Now, it emerges that Khan and co-producers UTV have officially bought the remake rights from Metro Goldwyn Mayer.
"The plot of the film (of pretending to shoot a film to get away with a robbery) is the same as
After The Fox, which is very funny," says Khan. "But for some reason, the film didn't do well at that point, I don't know why. And we've changed everything else. Akshay isn't a master of disguise, the girl isn't his sister, we're on a moving train, and the villains have been changed.
Everything's made bigger and brighter, and more relevant to today's scenario."
"And I haven't tried even once to make Akshay act like Peter Sellers," she added.
Italian neorealist master De Sica, best known for the 1948 classic
Bicycle Thieves, ventured into spoofy territory with
After The Fox, a 1966 comedy featuring Peter Sellers as a master of disguise who mounts a fake film production in order to get away with a daring gold heist.

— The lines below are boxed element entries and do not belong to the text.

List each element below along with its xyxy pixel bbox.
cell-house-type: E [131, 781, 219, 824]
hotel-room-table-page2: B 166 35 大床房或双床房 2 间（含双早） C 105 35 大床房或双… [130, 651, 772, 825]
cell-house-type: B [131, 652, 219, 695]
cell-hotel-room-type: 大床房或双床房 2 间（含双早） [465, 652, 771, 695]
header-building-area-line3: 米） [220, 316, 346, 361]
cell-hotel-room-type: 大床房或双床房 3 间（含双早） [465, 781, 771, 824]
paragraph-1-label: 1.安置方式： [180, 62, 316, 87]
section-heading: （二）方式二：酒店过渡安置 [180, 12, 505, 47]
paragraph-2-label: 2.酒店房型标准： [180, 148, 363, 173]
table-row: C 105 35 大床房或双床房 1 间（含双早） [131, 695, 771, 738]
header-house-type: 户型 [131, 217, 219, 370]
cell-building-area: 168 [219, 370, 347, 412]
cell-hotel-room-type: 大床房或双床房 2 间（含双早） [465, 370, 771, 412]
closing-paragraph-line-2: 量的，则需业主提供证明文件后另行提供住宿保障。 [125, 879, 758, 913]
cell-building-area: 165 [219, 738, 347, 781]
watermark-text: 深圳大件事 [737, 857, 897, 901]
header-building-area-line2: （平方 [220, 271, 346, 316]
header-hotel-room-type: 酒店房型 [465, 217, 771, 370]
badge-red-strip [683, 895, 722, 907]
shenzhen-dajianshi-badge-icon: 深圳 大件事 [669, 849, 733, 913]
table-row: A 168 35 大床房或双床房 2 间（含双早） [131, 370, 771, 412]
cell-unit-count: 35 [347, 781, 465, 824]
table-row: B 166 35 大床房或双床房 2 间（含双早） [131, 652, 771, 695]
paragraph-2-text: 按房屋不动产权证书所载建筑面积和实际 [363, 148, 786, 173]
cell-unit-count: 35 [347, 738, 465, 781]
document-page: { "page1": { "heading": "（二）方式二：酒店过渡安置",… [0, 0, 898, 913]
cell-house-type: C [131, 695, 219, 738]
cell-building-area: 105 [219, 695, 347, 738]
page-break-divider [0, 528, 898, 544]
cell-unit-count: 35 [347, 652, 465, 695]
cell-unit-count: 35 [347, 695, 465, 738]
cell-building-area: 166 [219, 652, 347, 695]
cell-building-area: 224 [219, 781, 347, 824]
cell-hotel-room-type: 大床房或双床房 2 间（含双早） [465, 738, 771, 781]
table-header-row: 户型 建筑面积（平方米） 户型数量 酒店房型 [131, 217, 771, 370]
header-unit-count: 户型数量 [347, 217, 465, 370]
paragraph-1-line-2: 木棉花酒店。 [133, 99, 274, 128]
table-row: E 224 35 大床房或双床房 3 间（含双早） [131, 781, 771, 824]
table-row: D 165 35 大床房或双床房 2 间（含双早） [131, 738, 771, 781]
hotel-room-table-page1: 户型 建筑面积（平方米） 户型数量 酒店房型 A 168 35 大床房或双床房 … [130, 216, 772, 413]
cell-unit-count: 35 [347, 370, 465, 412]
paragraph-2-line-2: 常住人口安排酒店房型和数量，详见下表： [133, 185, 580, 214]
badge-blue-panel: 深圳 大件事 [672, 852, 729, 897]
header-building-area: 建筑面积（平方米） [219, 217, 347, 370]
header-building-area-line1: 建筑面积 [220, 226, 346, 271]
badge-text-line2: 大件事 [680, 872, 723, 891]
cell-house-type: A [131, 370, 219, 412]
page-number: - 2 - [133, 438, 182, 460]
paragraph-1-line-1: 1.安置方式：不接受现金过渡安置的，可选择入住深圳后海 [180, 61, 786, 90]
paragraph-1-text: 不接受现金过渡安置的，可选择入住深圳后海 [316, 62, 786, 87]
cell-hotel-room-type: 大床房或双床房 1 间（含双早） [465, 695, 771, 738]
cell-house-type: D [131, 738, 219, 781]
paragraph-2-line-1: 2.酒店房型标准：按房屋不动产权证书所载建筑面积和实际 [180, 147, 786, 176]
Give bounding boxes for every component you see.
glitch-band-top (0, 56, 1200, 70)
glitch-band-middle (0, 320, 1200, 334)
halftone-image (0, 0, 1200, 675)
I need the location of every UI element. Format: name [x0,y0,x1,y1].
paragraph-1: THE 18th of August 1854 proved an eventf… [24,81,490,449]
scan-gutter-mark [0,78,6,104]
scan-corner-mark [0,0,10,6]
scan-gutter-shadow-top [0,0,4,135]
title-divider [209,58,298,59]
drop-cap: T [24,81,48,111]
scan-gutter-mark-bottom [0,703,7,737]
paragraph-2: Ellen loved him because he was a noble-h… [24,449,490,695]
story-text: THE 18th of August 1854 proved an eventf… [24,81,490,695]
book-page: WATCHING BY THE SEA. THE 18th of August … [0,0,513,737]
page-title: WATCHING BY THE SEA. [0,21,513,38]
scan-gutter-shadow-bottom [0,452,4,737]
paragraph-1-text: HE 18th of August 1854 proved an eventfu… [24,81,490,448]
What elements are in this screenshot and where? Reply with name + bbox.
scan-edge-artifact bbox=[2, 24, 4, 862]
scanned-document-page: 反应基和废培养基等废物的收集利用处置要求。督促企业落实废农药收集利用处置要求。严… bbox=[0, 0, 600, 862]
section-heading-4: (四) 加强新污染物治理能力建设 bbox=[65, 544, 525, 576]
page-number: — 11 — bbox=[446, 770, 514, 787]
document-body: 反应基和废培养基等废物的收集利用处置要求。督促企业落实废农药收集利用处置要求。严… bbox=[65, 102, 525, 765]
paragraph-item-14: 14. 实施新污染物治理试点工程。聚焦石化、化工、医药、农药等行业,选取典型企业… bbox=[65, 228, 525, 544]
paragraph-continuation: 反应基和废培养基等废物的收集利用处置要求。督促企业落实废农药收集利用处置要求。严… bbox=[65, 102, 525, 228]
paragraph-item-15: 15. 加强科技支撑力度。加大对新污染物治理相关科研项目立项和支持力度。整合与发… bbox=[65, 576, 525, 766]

In the process, the filmmaker lampooned fellow filmmakers Michelangelo Antonioni, Federico Fellini and himself, among various other cinematic luminaries. Clearly this gives Khan, the director of
Om Shanti Om, quite the room for Bollywood-spoofing.
"I'm always torn apart by critics for my stories, and this time I can say the joke's on them and the story is by Neil Simon," laughs Farah, two days ahead of Tees Maar Khan's release.